LONDON (Reuters) – The British pound briefly extended its rise on Thursday after the Bank of England kept interest rates and its bond-buying programme on hold while largely sticking with its forecasts for an economic recovery.
Investors will be closely watching for any signals from the central bank when the BoE governor speaks later at a news conference on plans for how it will eventually reverse its stimulus, as some policymakers elsewhere begin to taper asset purchases.
By 1115 GMT, sterling traded at $1.3916, more or less where it was before the BoE decision and after briefly spiking to as high as $1.3945 a few minutes after the decision.
Against the euro the pound rose 0.2% 85.11 pence.
Gilt yields initially jumped, with the 10-year yield up to 0.540% compared to 0.510% just before the statement, but quickly gave up that gain to trade at 0.508% by 1125 GMT.
Two-year yields also rose as high as 0.108% before easing to 0.070%..
Sterling has been a strong performer in recent weeks as COVID-19 cases – while still high – have fallen and high vaccination rates have allowed the British government to lift most social-distancing rules.
Britain’s economy has recouped much of its 10% crash of 2020 and is on course to match the United States and grow at the fastest pace among major affluent nations this year.
On Thursday the BoE said its Monetary Policy Committee voted 7-1 to keep its government bond-buying programme at 875 billion pounds ($1.22 trillion). Michael Saunders voted to scale back the programme.
The BoE has said price growth could hit 4% later this year – double its target – but crucially policymakers see inflation rises as temporary, a point reiterated on Thursday.
“The economy is cautiously reopening but the Bank of England’s Monetary Policy Committee has yet to see enough economic activity to justify adjusting its current policy. Yes, we have witnessed a heroic rebound from the economic crash last year, but the recovery has not been evenly distributed,” said Jeremy Batstone-Carr, a European strategist at Raymond James.
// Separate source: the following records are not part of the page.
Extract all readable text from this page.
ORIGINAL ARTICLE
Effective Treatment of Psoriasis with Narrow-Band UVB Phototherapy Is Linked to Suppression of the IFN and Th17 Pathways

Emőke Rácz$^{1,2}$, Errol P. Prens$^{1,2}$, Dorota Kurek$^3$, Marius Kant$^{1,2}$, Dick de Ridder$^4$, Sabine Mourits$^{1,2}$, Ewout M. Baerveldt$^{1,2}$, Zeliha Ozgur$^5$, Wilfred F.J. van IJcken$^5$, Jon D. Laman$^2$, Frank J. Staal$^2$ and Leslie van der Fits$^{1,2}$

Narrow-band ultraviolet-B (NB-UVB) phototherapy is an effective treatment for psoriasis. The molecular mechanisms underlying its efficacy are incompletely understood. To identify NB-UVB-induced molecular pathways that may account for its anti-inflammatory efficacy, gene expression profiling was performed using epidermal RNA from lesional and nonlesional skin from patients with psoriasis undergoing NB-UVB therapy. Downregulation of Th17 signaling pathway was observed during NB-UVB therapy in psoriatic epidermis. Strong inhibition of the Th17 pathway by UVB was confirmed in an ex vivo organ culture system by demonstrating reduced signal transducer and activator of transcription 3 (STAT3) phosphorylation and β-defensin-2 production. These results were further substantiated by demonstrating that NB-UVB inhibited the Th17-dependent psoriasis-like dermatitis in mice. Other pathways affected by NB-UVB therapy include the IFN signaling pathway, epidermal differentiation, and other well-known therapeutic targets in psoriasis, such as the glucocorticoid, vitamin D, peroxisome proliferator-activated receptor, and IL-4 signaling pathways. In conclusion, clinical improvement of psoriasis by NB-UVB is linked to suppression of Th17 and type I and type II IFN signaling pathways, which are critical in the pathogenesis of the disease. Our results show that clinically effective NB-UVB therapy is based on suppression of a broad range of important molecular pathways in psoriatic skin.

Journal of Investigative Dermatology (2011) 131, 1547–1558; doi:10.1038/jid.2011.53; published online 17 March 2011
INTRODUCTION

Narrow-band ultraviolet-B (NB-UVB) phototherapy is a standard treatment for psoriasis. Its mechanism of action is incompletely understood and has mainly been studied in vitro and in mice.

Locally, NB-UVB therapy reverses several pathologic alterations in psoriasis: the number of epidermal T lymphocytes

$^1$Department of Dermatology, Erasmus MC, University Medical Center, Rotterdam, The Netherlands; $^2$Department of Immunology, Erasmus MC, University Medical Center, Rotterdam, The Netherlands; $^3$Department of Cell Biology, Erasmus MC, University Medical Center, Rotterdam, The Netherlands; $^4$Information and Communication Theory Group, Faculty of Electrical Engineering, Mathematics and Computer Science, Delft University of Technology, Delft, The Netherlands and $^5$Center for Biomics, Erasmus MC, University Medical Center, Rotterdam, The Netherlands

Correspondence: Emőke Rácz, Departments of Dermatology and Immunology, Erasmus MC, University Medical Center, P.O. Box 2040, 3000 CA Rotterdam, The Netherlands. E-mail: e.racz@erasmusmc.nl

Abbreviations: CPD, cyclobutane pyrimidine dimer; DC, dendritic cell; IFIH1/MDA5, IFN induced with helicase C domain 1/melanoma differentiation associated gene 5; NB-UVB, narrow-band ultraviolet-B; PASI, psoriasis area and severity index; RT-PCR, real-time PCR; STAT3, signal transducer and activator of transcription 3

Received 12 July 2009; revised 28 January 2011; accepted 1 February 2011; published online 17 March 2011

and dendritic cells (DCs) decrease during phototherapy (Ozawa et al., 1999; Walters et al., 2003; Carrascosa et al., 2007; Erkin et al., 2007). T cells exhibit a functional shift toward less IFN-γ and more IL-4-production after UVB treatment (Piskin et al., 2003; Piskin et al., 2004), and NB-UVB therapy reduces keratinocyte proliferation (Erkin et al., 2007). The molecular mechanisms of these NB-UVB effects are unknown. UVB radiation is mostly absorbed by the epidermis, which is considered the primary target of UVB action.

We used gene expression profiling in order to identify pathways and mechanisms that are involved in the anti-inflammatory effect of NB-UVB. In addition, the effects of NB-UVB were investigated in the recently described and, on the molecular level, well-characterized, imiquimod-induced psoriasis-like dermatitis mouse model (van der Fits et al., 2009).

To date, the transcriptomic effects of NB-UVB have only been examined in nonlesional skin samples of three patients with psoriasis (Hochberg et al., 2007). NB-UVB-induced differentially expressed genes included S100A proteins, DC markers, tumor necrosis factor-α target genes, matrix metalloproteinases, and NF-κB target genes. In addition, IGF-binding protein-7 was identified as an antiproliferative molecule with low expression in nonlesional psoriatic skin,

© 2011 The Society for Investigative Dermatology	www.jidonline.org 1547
The BoE also said that it would start reducing its stock of bonds when its policy rate reaches 0.5% by not reinvesting proceeds, and it would start considering selling down its holdings when the rate reaches at least 1%
Analysts said before the BoE decision that there was a risk of sterling falling as investors reprice the possibility of a hawkish tilt from the central bank. Two dissenting policymakers calling for a cut to stimulus had spurred a rally in the pound.